Most margarines and margarine substitutes are created equal--or almost equal. Made by emulsifying oil and water, they differ primarily in the proportions of oil to water and the degree to which they are hardened.

Spreads and diet margarines have less fat in them because they have more water. Stick margarine products are obviously hardened more than those in tubs or squeeze bottles.

The hardening of oils is called hydrogenation --a chemical process that involves adding hydrogen gas to a heated oil. The process transforms a small amount of the polyunsaturated fats in the oil to saturated fats, some to monounsaturated fats and leaves others unchanged.
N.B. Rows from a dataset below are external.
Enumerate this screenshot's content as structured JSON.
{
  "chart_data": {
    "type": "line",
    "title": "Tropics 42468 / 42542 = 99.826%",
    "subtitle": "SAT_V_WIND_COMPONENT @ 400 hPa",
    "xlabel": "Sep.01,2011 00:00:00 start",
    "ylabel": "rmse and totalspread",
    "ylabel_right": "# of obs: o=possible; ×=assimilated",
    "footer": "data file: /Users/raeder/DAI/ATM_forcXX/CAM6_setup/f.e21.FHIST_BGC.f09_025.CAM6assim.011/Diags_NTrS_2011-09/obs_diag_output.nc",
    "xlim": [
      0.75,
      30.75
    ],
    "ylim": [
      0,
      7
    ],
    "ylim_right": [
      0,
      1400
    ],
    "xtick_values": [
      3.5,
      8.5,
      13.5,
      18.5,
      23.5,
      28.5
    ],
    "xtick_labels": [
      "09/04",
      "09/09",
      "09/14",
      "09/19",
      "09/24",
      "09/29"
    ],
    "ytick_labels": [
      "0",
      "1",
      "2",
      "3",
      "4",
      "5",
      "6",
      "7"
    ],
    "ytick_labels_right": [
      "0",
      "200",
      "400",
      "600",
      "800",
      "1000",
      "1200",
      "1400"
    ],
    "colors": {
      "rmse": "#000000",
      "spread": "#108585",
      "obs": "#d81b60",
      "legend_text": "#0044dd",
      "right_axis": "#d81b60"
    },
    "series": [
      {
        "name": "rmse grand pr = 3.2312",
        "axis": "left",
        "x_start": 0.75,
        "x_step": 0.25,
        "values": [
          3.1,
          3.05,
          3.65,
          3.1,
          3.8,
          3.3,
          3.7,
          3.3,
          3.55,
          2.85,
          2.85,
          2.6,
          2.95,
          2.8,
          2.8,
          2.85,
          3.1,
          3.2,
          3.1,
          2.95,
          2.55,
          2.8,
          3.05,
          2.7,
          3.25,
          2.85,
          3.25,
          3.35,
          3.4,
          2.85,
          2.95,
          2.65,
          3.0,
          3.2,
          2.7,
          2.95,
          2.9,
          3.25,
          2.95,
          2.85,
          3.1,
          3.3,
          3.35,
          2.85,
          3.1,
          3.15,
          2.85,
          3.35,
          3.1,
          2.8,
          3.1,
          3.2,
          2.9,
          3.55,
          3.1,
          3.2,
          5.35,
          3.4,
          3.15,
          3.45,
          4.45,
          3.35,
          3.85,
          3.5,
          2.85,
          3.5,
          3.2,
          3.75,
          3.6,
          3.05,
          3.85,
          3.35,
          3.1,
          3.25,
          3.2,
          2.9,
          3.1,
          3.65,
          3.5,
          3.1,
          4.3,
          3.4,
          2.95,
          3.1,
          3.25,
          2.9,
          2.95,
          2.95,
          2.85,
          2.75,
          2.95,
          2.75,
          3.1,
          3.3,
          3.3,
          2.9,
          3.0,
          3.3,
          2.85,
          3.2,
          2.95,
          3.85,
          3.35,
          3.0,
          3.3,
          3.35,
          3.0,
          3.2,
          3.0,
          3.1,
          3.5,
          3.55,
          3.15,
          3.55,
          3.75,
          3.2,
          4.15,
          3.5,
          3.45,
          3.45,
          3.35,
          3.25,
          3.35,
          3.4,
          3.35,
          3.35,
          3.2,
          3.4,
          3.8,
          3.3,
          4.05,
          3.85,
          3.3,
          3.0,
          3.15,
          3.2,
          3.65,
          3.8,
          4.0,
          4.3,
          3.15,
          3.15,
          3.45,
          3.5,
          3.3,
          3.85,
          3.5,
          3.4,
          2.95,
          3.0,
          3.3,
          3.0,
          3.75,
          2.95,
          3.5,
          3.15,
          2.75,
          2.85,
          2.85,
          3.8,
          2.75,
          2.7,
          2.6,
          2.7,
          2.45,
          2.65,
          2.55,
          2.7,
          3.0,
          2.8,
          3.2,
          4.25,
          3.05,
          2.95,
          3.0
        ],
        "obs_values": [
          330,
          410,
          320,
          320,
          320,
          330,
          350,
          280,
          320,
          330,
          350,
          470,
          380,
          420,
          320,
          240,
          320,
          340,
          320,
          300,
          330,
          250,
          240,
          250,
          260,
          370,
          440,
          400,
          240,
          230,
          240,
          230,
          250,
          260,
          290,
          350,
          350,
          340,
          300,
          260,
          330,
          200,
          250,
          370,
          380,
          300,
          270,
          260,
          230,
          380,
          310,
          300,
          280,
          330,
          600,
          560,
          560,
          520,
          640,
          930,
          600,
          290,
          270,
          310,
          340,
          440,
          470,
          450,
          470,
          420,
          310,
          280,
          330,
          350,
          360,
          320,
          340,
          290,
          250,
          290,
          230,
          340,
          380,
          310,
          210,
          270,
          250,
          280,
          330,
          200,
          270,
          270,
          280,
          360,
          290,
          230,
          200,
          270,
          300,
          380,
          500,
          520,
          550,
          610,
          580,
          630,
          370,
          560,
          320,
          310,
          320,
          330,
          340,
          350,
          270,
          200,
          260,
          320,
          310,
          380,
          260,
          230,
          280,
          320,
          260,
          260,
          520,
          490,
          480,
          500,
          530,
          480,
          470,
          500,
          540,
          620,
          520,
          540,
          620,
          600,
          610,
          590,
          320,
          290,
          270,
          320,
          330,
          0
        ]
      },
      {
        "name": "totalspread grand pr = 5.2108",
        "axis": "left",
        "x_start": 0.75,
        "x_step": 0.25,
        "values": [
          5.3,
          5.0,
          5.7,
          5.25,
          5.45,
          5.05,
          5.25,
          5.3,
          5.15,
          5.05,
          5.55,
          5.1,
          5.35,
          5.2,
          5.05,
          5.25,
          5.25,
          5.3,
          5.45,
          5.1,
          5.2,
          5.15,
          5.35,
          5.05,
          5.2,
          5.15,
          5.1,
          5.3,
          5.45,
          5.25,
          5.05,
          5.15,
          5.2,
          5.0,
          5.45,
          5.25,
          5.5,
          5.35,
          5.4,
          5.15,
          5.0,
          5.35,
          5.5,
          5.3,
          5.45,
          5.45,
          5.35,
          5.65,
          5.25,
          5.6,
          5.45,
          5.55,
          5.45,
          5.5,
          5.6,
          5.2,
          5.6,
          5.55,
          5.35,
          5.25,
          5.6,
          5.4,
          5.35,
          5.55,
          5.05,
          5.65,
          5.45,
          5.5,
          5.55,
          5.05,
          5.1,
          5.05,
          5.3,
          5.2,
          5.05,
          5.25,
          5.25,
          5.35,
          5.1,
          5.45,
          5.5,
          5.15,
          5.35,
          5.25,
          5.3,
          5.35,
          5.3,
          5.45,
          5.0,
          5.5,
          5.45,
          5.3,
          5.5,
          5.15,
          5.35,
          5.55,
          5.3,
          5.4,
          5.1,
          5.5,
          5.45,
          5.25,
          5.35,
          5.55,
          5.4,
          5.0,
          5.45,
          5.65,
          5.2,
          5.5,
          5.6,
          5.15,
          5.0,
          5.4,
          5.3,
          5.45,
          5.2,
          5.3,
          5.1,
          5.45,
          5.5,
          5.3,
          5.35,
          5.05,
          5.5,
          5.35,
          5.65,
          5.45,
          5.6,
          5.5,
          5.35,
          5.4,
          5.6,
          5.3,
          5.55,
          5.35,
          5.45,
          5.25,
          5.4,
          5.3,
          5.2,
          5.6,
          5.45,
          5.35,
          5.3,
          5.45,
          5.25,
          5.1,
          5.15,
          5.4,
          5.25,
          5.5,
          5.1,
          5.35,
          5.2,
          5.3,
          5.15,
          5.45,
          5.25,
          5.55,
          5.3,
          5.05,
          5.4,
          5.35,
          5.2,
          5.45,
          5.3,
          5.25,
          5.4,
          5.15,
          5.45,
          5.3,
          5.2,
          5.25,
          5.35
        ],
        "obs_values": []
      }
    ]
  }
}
Practically all margarines and margarine substitutes are manufactured with the same additives. Mono- and di-glycerides and lecithin are used to emulsify and stabilize margarine; sodium benzoate, potassium sorbate, citric acid and calcium disodium EDTA are used as preservatives; beta carotene is used to color margarine; and artificial flavors are added. Margarines are also fortified with Vitamin A.

Some consumers shun margarine because of the additives, claiming that they would rather eat a teaspoon of butter than a tablespoon of colorized yellow glop. And among serious cooks, there are many who are adamant against giving up the taste of butter. Even among health and nutrition professionals, there are differences in opinion.

Margarine (excluding margarine substitutes) and butter each contains 100 calories per tablespoon and 11 grams of fat. The major difference between all margarine-type products and butter is that butter contains cholesterol--31 milligrams per tablespoon--and margarines contain none. The only exceptions to this are margarine-butter blends, which contain a small amount of cholesterol.